Tuesday evening, police were still out on the freeway, "double-checking" to be sure nobody was left in any of the more than 200 vehicles stranded in the snow squalls that started Monday, said OPP Const. Liz Melvin.

The tired and cold motorists spent the night in their vehicles through the extended whiteout, in many cases sharing their rides to save energy and heat.

But the helicopters were having trouble helping in the rescue operations due to weather conditions.

While police advised residents travel was virtually impossible in many areas, tow trucks and road crews slowly began to make headway in restoring service by Tuesday afternoon.

David Beath was among the first to be rescued after spending 26 hours trapped in his car.

"When traffic stopped (Monday morning), I thought it was just an accident and I didn't think too much of it," said Beath, a food and beverage manager for Best Western in London.

"Then as time went on and we weren't moving and the weather got worse I realized this was something bad.

"When the sun went down, I thought to myself, 'Oh man, this is going to be a long night,'" he said. "I woke up a couple times shivering, so I turned the car back on. But it would take 20 minutes or so to warm up because I was just sitting there.

"It was pretty cold. I could see other cars but most people were staying inside, like the radio was telling us to do. There was one trucker who came by about 10 p.m. letting people know that if they were running out of gas they could jump in his truck because he had enough gas to go all night."

In the morning, he said people began to get out of their cars and dig themselves out. Soon some of the trucks were able to break through the bigger drifts, and he was able to follow in their tracks.

Other had help from police while some nearby residents opened their doors to the stranded.

"The people of this town are really coming together. They've given us blankets, warm clothes, food. There's a couple here who have brought us into their home. We could be here for another day," said Robert Williams, who was driving a U-Haul with his wife and their two-month-old infant, in the process of moving from Ontario to Iowa, when they became stuck in the snow.

"The couple won't let us do anything to repay them. They're such nice people."

As the 402 remained closed from the Bluewater Bridge in Sarnia to the Hwy, 401 near London Tuesday night, London braced for an expected "clobbering."

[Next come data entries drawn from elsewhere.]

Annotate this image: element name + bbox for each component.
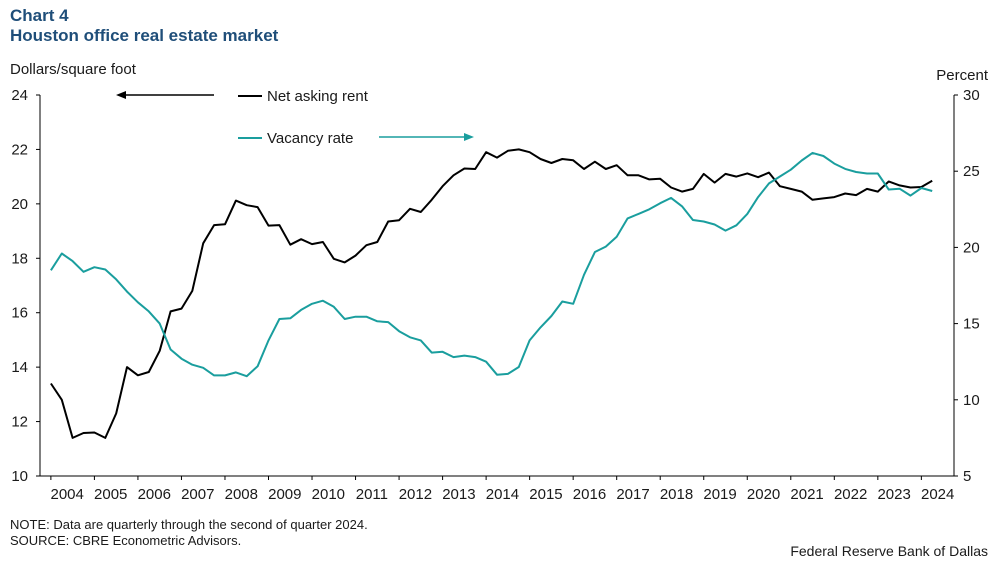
x-axis-tick-label: 2011 bbox=[356, 486, 388, 503]
x-axis-tick-label: 2014 bbox=[486, 486, 519, 503]
note-text: NOTE: Data are quarterly through the sec… bbox=[10, 517, 368, 532]
right-axis-tick-label: 25 bbox=[963, 163, 980, 180]
series-line-net-asking-rent bbox=[50, 148, 933, 439]
left-axis-tick-label: 24 bbox=[11, 87, 28, 104]
x-axis-tick-label: 2006 bbox=[138, 486, 171, 503]
left-axis-tick-label: 14 bbox=[11, 359, 28, 376]
left-axis-tick-label: 20 bbox=[11, 196, 28, 213]
x-axis-tick-label: 2008 bbox=[225, 486, 258, 503]
x-axis-tick-label: 2007 bbox=[181, 486, 214, 503]
legend-arrow-head-vacancy-rate bbox=[464, 133, 474, 141]
x-axis-tick-label: 2022 bbox=[834, 486, 867, 503]
right-axis-unit-label: Percent bbox=[936, 67, 988, 84]
left-axis-tick-label: 18 bbox=[11, 250, 28, 267]
left-axis-tick-label: 12 bbox=[11, 414, 28, 431]
x-axis-tick-label: 2005 bbox=[94, 486, 127, 503]
chart-number: Chart 4 bbox=[10, 6, 69, 25]
x-axis-tick-label: 2013 bbox=[442, 486, 475, 503]
series-line-vacancy-rate bbox=[50, 151, 933, 378]
right-axis-tick-label: 15 bbox=[963, 316, 980, 333]
right-axis-tick-label: 10 bbox=[963, 392, 980, 409]
legend-arrow-head-net-asking-rent bbox=[116, 91, 126, 99]
x-axis-tick-label: 2024 bbox=[921, 486, 954, 503]
legend-label-net-asking-rent: Net asking rent bbox=[267, 88, 369, 105]
x-axis-tick-label: 2012 bbox=[399, 486, 432, 503]
x-axis-tick-label: 2017 bbox=[616, 486, 649, 503]
left-axis-tick-label: 16 bbox=[11, 305, 28, 322]
x-axis-tick-label: 2021 bbox=[790, 486, 823, 503]
right-axis-tick-label: 20 bbox=[963, 239, 980, 256]
x-axis-tick-label: 2015 bbox=[529, 486, 562, 503]
series-layer bbox=[50, 148, 933, 439]
chart-title: Houston office real estate market bbox=[10, 26, 279, 45]
x-axis-tick-label: 2004 bbox=[51, 486, 84, 503]
x-axis-tick-label: 2019 bbox=[703, 486, 736, 503]
x-axis-tick-label: 2018 bbox=[660, 486, 693, 503]
x-axis-tick-label: 2016 bbox=[573, 486, 606, 503]
left-axis-tick-label: 22 bbox=[11, 141, 28, 158]
credit-text: Federal Reserve Bank of Dallas bbox=[790, 543, 988, 559]
left-axis-unit-label: Dollars/square foot bbox=[10, 61, 136, 78]
legend: Net asking rent Vacancy rate bbox=[116, 88, 474, 147]
x-axis-tick-label: 2010 bbox=[312, 486, 345, 503]
x-axis-tick-label: 2020 bbox=[747, 486, 780, 503]
left-axis-tick-label: 10 bbox=[11, 468, 28, 485]
source-text: SOURCE: CBRE Econometric Advisors. bbox=[10, 533, 242, 548]
legend-label-vacancy-rate: Vacancy rate bbox=[267, 130, 353, 147]
right-axis-tick-label: 30 bbox=[963, 87, 980, 104]
x-axis-tick-label: 2009 bbox=[268, 486, 301, 503]
x-axis-tick-label: 2023 bbox=[877, 486, 910, 503]
right-axis-tick-label: 5 bbox=[963, 468, 971, 485]
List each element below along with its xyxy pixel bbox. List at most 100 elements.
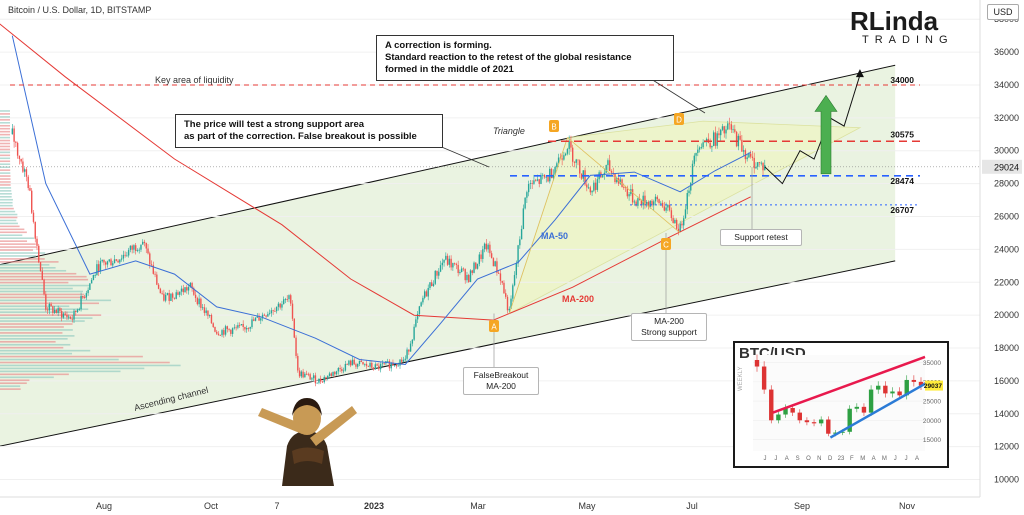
candle-body [494, 261, 496, 267]
candle-body [328, 373, 331, 376]
candle-body [288, 295, 290, 300]
inset-y-tick: 15000 [923, 437, 941, 444]
volume-profile-bar [0, 367, 145, 370]
candle-body [147, 248, 149, 254]
level-label: 34000 [890, 75, 914, 85]
candle-body [335, 371, 338, 375]
false-breakout-callout: FalseBreakout MA-200 [463, 367, 539, 395]
candle-body [117, 260, 119, 263]
x-axis: Aug Oct 7 2023 Mar May Jul Sep Nov [0, 496, 980, 511]
volume-profile-bar [0, 264, 50, 266]
volume-profile-bar [0, 361, 170, 364]
candle-body [646, 201, 648, 206]
y-axis-background [980, 0, 1024, 515]
candle-body [633, 201, 636, 203]
candle-body [735, 131, 738, 147]
candle-body [746, 157, 748, 160]
candle-body [596, 179, 599, 190]
candle-body [411, 339, 414, 344]
candle-body [182, 288, 184, 293]
current-price-tag [982, 159, 1022, 174]
candle-body [196, 298, 199, 305]
candle-body [136, 250, 139, 251]
volume-profile-bar [0, 207, 14, 210]
candle-body [201, 307, 204, 309]
candle-body [179, 291, 181, 295]
inset-x-tick: J [774, 456, 777, 462]
volume-profile-bar [0, 370, 121, 373]
volume-profile-bar [0, 151, 11, 154]
triangle-edge [508, 137, 568, 314]
volume-profile-bar [0, 323, 73, 325]
candle-body [762, 162, 764, 171]
candle-body [386, 361, 389, 362]
correction-line: formed in the middle of 2021 [385, 64, 514, 75]
candle-body [455, 263, 458, 265]
y-tick-label: 30000 [994, 146, 1019, 156]
inset-chart: 350003000025000200001500029037JJASOND23F… [753, 354, 943, 462]
candle-body [589, 187, 592, 193]
level-label: 28474 [890, 176, 914, 186]
candle-body [16, 142, 19, 156]
y-tick-label: 20000 [994, 310, 1019, 320]
candle-body [82, 295, 84, 297]
currency-button[interactable]: USD [987, 4, 1019, 20]
candle-body [124, 254, 126, 256]
candle-body [748, 153, 750, 158]
y-tick-label: 26000 [994, 212, 1019, 222]
candle-body [52, 306, 54, 313]
candle-body [187, 287, 190, 291]
volume-profile-bar [0, 198, 13, 201]
candle-body [342, 370, 345, 372]
brand-logo: RLinda TRADING [850, 6, 950, 46]
candle-body [453, 263, 456, 264]
correction-line: A correction is forming. [385, 40, 492, 51]
candle-body [59, 308, 61, 312]
candle-body [378, 365, 380, 370]
volume-profile-bar [0, 382, 27, 385]
candle-body [246, 328, 248, 330]
inset-candle-body [904, 379, 909, 396]
candle-body [459, 271, 461, 273]
candle-body [711, 145, 713, 148]
ma50-line [11, 35, 751, 366]
candle-body [691, 163, 694, 183]
candle-body [293, 318, 295, 338]
candle-body [533, 180, 535, 184]
candle-body [402, 359, 405, 362]
candle-body [46, 309, 49, 311]
y-tick-label: 28000 [994, 179, 1019, 189]
candle-body [513, 275, 516, 286]
candle-body [96, 264, 98, 276]
candle-body [705, 138, 708, 142]
candle-body [489, 244, 491, 254]
candle-body [126, 255, 128, 257]
candle-body [730, 124, 732, 130]
volume-profile-bar [0, 255, 37, 257]
candle-body [364, 363, 366, 365]
y-tick-label: 32000 [994, 113, 1019, 123]
candle-body [277, 303, 280, 307]
volume-profile-bar [0, 121, 11, 124]
candle-body [133, 245, 135, 250]
candle-body [31, 190, 33, 213]
candle-body [550, 168, 553, 179]
candle-body [394, 364, 396, 366]
candle-body [279, 303, 281, 308]
inset-candle-body [854, 406, 860, 409]
candle-body [508, 308, 510, 311]
candle-body [577, 159, 579, 161]
volume-profile-bar [0, 175, 11, 177]
candle-body [381, 363, 384, 365]
inset-plot-area [753, 355, 925, 451]
level-label: 26707 [890, 205, 914, 215]
candle-body [587, 187, 590, 189]
volume-profile-bar [0, 154, 11, 157]
candle-body [714, 132, 717, 146]
candle-body [186, 287, 188, 291]
candle-body [434, 270, 436, 284]
candle-body [758, 162, 761, 163]
candle-body [672, 218, 674, 224]
candle-body [22, 161, 24, 172]
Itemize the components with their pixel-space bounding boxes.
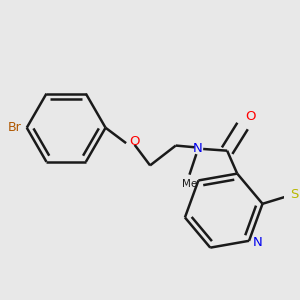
Text: Me: Me <box>182 179 197 189</box>
Text: Br: Br <box>8 121 22 134</box>
Text: N: N <box>193 142 203 155</box>
Text: S: S <box>290 188 298 201</box>
Text: O: O <box>129 135 139 148</box>
Text: N: N <box>253 236 263 249</box>
Text: O: O <box>245 110 256 123</box>
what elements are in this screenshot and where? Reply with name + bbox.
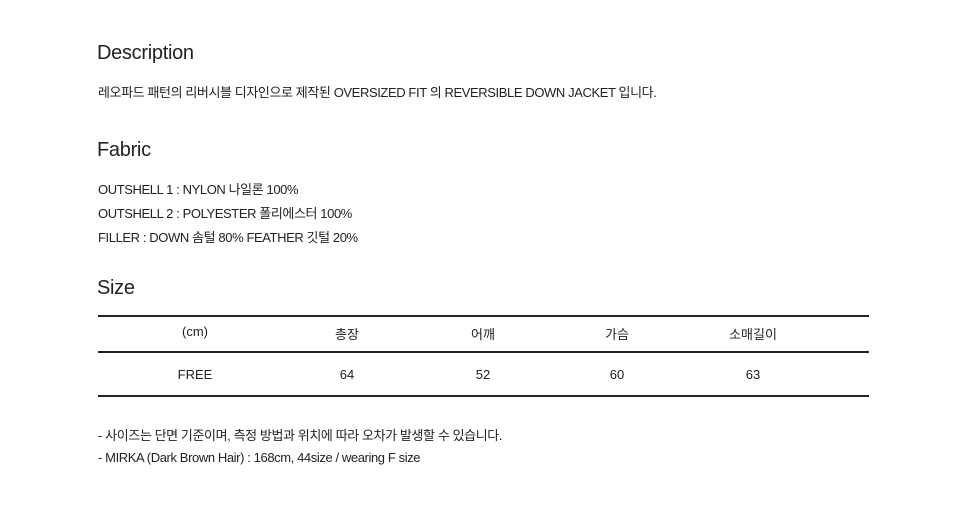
size-heading: Size <box>97 277 135 299</box>
fabric-line: OUTSHELL 2 : POLYESTER 폴리에스터 100% <box>98 206 352 221</box>
header-cell: 가슴 <box>605 327 629 342</box>
cell: 60 <box>609 367 625 382</box>
fabric-line: OUTSHELL 1 : NYLON 나일론 100% <box>98 182 299 197</box>
cell: FREE <box>177 367 213 382</box>
fabric-line: FILLER : DOWN 솜털 80% FEATHER 깃털 20% <box>98 230 358 245</box>
fabric-heading: Fabric <box>97 139 151 161</box>
table-top-rule <box>98 315 869 317</box>
description-heading: Description <box>97 42 194 64</box>
table-bottom-rule <box>98 395 869 397</box>
header-cell: 총장 <box>335 327 359 342</box>
cell: 64 <box>339 367 355 382</box>
size-note: - 사이즈는 단면 기준이며, 측정 방법과 위치에 따라 오차가 발생할 수 … <box>98 428 503 443</box>
description-text: 레오파드 패턴의 리버시블 디자인으로 제작된 OVERSIZED FIT 의 … <box>98 85 657 100</box>
header-cell: 어깨 <box>471 327 495 342</box>
header-cell: (cm) <box>182 324 208 339</box>
cell: 52 <box>475 367 491 382</box>
cell: 63 <box>745 367 761 382</box>
model-note: - MIRKA (Dark Brown Hair) : 168cm, 44siz… <box>98 450 421 465</box>
table-header-rule <box>98 351 869 353</box>
header-cell: 소매길이 <box>729 327 777 342</box>
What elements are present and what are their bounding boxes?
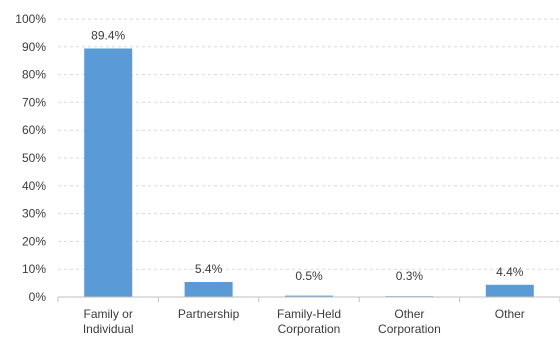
y-tick-label: 40% <box>22 179 46 193</box>
data-label: 5.4% <box>195 262 223 276</box>
y-tick-label: 70% <box>22 95 46 109</box>
y-tick-label: 30% <box>22 207 46 221</box>
y-tick-label: 60% <box>22 123 46 137</box>
bar <box>84 48 133 297</box>
category-labels: Family or Individual Partnership Family-Hel… <box>83 307 525 336</box>
y-tick-label: 80% <box>22 68 46 82</box>
y-tick-label: 20% <box>22 234 46 248</box>
category-label: Partnership <box>178 307 240 321</box>
y-axis-tick-labels: 0% 10% 20% 30% 40% 50% 60% 70% 80% 90% 100% <box>15 12 46 304</box>
x-axis <box>57 296 560 302</box>
bar <box>285 295 333 297</box>
data-label: 0.5% <box>295 269 323 283</box>
y-tick-label: 10% <box>22 262 46 276</box>
y-tick-label: 50% <box>22 151 46 165</box>
category-label: Other <box>495 307 525 321</box>
bars <box>84 48 534 297</box>
bar <box>184 281 233 297</box>
data-label: 4.4% <box>496 265 524 279</box>
y-tick-label: 0% <box>29 290 47 304</box>
category-label: Family or Individual <box>83 307 134 336</box>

"We can see on the radar there is heavier activity to the west and the east, but there is lots more activity to come," said Environment Canada's Geoff Coulson.

"If a band does lock in, there is potential for 15 to 20 cm of fresh snow tonight, another 15 cm on Wednesday," he said.

"This one is going to be a situation where the officials in the city will have to watch the radar closely," he warned.

The storm also hammered Quebec and Atlantic Canada.

In southern Quebec, whiteout conditions slowed traffic to a crawl in many areas.

In the Gaspe region in eastern Quebec, where temperatures have been milder, heavy rain and violent winds prompted civil security officials to issue storm-surge warnings. Wind gusts topped 110 km/h in some areas, and residents in coastal areas braced for storm surges.

Landslides blocked two regional highways there.

In Nova Scotia, the roof of a seniors' centre caved in, schools were closed in Labrador, heavy rains caused waist-deep flooding in parts of New Brunswick and schools remained closed across the region.

As many as 70,000 people were without power across the Maritime provinces.

Toronto's Pearson International Airport reported flights to the Atlantic region and southern Ontario were cancelled or delayed Tuesday.

Travellers are advised to call ahead to check on the status of their flights before leaving for the airport.

Airports in Atlantic Canada reported similar delays.